Man kann es mögen oder nicht, aber es ist offensichtlich: Greta Thunberg ist eine Ikone. Das wird schon am religiösen Vokabular deutlich, das Anhänger wie Gegner benutzen. In der Novemberausgabe von Monopol beschreibt Sebastian Frenzel, dass der Streit um Greta entlang jahrtausendealter Demarkationslinien verläuft: vom byzantinischen Bilderstreit über die ikonoklastischen Ausschreitungen der Reformationszeit bis zum Fetischismusangst der Moderne.

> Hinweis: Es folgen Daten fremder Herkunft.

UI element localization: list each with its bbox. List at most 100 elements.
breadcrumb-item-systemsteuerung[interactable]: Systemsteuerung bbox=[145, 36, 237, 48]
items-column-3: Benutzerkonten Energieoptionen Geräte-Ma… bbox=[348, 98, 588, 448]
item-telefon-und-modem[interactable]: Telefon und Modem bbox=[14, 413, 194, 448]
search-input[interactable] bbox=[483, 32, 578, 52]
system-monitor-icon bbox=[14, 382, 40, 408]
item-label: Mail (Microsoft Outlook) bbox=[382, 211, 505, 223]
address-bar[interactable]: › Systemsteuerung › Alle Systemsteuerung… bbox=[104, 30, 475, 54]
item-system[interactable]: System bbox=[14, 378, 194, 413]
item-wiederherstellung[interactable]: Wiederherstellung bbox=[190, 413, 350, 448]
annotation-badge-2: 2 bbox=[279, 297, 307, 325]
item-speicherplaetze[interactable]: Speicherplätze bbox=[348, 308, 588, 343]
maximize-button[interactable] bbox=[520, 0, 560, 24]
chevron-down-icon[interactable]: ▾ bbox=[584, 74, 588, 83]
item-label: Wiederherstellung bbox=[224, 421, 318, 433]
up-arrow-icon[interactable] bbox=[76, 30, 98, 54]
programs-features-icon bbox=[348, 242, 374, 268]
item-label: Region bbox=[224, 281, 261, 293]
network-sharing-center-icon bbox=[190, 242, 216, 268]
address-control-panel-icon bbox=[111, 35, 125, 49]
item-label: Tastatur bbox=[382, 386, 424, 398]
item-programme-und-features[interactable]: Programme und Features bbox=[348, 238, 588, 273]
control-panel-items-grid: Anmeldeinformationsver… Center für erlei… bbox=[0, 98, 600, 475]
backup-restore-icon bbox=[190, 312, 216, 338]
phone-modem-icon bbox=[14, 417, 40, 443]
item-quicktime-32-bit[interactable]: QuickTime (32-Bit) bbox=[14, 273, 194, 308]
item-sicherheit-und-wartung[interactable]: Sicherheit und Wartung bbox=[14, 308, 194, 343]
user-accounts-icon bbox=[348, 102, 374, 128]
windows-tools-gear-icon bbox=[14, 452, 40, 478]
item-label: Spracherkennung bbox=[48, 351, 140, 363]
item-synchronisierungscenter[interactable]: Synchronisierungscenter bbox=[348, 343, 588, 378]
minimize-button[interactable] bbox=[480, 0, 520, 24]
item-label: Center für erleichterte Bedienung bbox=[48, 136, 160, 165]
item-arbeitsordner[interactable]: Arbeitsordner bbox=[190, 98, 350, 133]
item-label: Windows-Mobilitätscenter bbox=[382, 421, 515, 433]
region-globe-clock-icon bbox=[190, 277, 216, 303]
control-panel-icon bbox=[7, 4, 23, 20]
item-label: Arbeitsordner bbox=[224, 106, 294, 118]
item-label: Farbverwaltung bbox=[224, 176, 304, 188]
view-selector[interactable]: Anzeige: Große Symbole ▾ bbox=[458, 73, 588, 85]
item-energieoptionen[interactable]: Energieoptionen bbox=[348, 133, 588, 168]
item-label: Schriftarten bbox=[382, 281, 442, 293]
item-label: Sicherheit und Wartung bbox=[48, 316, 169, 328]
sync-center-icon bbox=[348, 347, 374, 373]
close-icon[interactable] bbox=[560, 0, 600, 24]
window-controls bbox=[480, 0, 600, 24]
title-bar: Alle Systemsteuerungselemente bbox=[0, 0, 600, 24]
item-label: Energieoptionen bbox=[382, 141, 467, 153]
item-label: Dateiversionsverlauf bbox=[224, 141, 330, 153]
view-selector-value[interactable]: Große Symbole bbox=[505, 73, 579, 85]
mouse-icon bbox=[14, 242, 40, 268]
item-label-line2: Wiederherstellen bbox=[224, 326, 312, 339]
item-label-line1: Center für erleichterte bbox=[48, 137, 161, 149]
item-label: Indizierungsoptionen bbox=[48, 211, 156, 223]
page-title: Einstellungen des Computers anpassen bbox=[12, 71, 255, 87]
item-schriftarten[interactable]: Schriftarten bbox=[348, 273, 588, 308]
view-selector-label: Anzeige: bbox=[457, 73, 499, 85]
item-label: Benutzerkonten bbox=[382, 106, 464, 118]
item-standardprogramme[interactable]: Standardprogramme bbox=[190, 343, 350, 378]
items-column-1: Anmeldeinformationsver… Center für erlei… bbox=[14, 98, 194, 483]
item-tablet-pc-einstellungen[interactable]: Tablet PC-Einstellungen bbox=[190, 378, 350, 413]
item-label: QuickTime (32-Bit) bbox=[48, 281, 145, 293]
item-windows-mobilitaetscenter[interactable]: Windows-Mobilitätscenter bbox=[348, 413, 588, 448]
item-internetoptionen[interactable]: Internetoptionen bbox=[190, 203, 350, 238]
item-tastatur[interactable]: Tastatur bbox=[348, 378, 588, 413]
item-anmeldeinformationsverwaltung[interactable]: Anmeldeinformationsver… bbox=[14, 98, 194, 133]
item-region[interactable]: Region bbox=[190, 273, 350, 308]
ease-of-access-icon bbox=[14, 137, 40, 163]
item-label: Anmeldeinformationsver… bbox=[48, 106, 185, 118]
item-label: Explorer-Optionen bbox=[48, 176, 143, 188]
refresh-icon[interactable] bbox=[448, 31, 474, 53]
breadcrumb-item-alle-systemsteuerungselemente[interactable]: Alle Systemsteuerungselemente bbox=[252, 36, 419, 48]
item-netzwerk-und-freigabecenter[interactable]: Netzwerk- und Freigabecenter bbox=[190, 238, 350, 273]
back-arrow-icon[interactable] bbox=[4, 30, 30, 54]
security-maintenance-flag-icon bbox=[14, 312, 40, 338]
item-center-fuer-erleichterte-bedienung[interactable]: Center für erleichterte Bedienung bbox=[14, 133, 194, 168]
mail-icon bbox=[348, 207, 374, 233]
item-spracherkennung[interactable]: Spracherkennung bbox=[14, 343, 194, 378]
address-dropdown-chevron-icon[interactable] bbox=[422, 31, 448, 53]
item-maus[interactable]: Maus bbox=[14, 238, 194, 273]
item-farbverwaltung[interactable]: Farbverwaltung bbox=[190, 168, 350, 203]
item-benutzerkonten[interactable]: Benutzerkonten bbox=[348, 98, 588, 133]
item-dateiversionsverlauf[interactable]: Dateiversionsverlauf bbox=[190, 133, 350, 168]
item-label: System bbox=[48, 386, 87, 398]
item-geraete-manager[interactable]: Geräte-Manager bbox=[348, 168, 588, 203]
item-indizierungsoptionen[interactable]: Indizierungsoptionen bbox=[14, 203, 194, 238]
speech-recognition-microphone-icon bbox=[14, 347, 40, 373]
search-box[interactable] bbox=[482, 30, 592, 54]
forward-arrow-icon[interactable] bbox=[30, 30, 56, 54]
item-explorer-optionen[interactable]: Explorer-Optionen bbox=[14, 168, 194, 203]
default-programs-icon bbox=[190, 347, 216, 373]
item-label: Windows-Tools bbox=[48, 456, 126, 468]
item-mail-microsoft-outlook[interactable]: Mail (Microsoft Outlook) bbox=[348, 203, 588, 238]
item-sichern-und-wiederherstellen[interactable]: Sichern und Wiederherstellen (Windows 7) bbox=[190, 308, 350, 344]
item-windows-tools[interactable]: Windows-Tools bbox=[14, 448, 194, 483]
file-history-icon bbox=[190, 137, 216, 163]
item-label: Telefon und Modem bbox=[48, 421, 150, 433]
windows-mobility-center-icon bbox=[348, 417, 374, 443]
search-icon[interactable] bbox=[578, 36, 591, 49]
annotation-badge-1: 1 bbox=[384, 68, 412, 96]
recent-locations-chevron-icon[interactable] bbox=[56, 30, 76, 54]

Deshalb kommt auch eine aktuelle Bremer Ausstellung zum Thema Ikonen am Phänomen der jungen Klimaaktivistin nicht vorbei. "Greta ist ein wunderbares zeitgenössisches Beispiel dafür, wie Ikonen funktionieren", sagt Kunsthallen-Direktor Christoph Grunenberg. "Da ist das Einmalige ihrer Person, das Herausstellen ihrer Aura, das Heilsversprechen, dass gerade sie mit ihrem jungen Alter und ihrer Unschuld das globale, kaum zu bewältigende Problem der Klimaerwärmung lösen kann. Dies alles sind Elemente einer Wundertätigkeit, wie sie Ikonen traditionell zugesprochen wird."
Lieber Politik statt Preisen
In San Francisco entsteht gerade ein besonders großes Ikonengemälde. Der argentinische Maler Andres Petreselli, der auch unter dem Pseudonym "Cobre“ bekannt ist, vollendet in dieser Woche ein riesiges Wandbild an einem Gebäude am Union Square. Er hoffe, dass es Menschen helfen werde, zu erkennen, dass "wir uns um die Welt kümmern müssen".
Doch hilft der Kult um eine Person tatsächlich der Sache? Bei Greta Thunberg offenbar, denn ihr überaus erfolgreicher Aktivismus – nach ihrem Vorbild gehen Millionen Menschen freitags auf die Straße statt in die Schule – führt eine Selbstwirksamkeit vor, von der auch ihre Gegner träumen dürften. Dass dies nicht immer so sein und es irgendwann einen Umschlagpunkt geben könnte, ahnt wahrscheinlich auch die 16-Jährige selbst. Erst kürzlich lehnte sie eine Auszeichnung ab mit der Begründung, dass die Klimabewegung keine weiteren Preise brauche, sondern Politiker, die auf die Erkenntnisse der Wissenschaft hörten.
Greta Thunberg ist zurzeit übrigens in den USA gestrandet. Eigentlich wollte sie Anfang Dezember zur Weltklimakonferenz nach Chile reisen, die wurde aber wegen der Unruhen dort nach Madrid verlegt. Jetzt ist die die 16-Jährige an der Atlantikküste und sucht eine umweltfreundliche Überfahrtmöglichkeit nach Europa. Dass sie demnächst in San Francisco vorbeikommt, ist also eher unwahrscheinlich.